If Mastodon Still Shows the S3 Storage Error
Even after applying the main fix, some edge cases can cause the error to reappear. Below are specific scenarios and their resolutions.
Bucket Region Mismatch
If you set S3_REGION to a value that does not match the bucket’s actual region, the AWS SDK may route the request to the wrong endpoint. For DigitalOcean Spaces, the region is part of the endpoint URL (e.g., nyc3). Set S3_REGION to that value. For AWS, use the exact region code such as us-west-2.
SSL Certificate Issues on Custom Domain
If you use a custom domain for S3_ALIAS_HOST, the domain must have a valid SSL certificate.
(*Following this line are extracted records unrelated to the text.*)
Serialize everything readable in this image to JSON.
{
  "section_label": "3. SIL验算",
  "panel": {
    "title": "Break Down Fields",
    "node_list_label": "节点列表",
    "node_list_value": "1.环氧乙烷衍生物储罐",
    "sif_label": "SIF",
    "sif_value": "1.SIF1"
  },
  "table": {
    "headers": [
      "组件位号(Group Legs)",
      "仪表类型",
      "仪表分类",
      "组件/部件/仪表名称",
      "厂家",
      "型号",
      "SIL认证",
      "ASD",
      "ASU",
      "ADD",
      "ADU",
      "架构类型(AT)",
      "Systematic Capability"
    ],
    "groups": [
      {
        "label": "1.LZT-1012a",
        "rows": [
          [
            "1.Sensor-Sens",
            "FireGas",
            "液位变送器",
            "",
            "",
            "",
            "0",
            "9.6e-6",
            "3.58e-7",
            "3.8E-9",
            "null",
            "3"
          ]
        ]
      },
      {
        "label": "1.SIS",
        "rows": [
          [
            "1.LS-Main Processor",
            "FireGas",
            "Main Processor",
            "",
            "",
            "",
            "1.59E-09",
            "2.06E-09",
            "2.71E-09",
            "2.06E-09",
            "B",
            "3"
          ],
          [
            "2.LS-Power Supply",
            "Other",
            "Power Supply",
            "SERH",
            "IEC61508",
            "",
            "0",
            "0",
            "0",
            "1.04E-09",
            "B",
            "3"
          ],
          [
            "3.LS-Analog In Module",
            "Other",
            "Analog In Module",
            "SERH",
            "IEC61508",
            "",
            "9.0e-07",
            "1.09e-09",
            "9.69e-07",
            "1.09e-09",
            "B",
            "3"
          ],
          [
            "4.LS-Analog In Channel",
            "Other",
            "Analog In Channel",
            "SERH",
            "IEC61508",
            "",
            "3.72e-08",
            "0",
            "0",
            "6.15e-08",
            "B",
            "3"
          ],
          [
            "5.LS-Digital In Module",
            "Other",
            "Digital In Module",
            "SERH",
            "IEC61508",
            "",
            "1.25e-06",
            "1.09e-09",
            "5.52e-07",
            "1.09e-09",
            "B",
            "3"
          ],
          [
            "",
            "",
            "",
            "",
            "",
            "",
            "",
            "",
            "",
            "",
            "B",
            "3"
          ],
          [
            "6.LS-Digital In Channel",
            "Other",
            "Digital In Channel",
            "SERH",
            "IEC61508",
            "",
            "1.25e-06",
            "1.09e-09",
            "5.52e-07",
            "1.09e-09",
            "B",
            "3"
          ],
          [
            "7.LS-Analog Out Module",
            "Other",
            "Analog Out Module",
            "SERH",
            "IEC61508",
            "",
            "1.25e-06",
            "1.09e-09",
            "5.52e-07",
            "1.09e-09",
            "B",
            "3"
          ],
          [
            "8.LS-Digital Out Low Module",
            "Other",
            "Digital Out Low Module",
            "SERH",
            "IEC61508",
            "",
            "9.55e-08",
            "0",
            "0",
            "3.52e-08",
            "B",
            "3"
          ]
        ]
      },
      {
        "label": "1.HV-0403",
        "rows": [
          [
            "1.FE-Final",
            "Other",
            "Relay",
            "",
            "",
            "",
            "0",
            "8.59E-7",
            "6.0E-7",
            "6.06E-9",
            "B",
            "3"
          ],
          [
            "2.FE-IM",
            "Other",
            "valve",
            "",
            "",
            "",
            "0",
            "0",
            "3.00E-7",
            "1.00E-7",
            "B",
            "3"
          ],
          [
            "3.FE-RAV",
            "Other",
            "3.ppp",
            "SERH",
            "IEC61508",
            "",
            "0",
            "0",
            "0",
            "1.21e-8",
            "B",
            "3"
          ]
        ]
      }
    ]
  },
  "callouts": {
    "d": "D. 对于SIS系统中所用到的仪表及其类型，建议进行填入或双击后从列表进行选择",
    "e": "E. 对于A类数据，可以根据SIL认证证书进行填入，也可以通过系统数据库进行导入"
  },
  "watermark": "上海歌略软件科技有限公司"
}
Mastodon uses HTTPS for all S3 requests. If the certificate is self-signed or expired, the upload fails. Use a certificate from Let’s Encrypt or your cloud provider’s CDN.
File Size Exceeds Bucket Limit
Some S3-compatible providers have a default file size limit of 100 MB. If a user uploads a video larger than this, Mastodon logs the ‘Media could not be stored’ error. Check your provider’s documentation for the maximum object size. For AWS S3, the limit is 5 TB, but your bucket policy may restrict it.
Mastodon S3 vs Local File Storage: Configuration Comparison
| Item | S3 Storage | Local File Storage |
|---|---|---|
| Configuration variables | S3_ENABLED, S3_BUCKET, AWS access keys, S3_HOSTNAME, S3_ALIAS_HOST | No additional variables; files stored in /public/system |
| Scalability | Unlimited storage, automatic replication across regions | Limited by server disk space; manual backup needed |
| Latency for users | Depends on CDN or bucket region; can be global | Local to the server; can be slow for remote users |
| Maintenance | Requires monitoring of bucket policies, CORS, and access keys | Requires disk cleanup and backup scripts |
| Cost | Pay per GB stored and per request; can be higher at scale | One-time hardware cost; no per-request fees |
The ‘Media could not be stored’ error in Mastodon is almost always a configuration mismatch between the Mastodon environment variables and the S3 bucket settings. By verifying the endpoint URL, CORS rules, and IAM permissions, you can resolve the issue in under 15 minutes. After fixing, test with a small file upload. If problems persist, check the Mastodon logs for ActiveStorage errors. For advanced setups, consider using a CDN like Cloudflare in front of your S3 bucket to reduce latency and add an extra caching layer.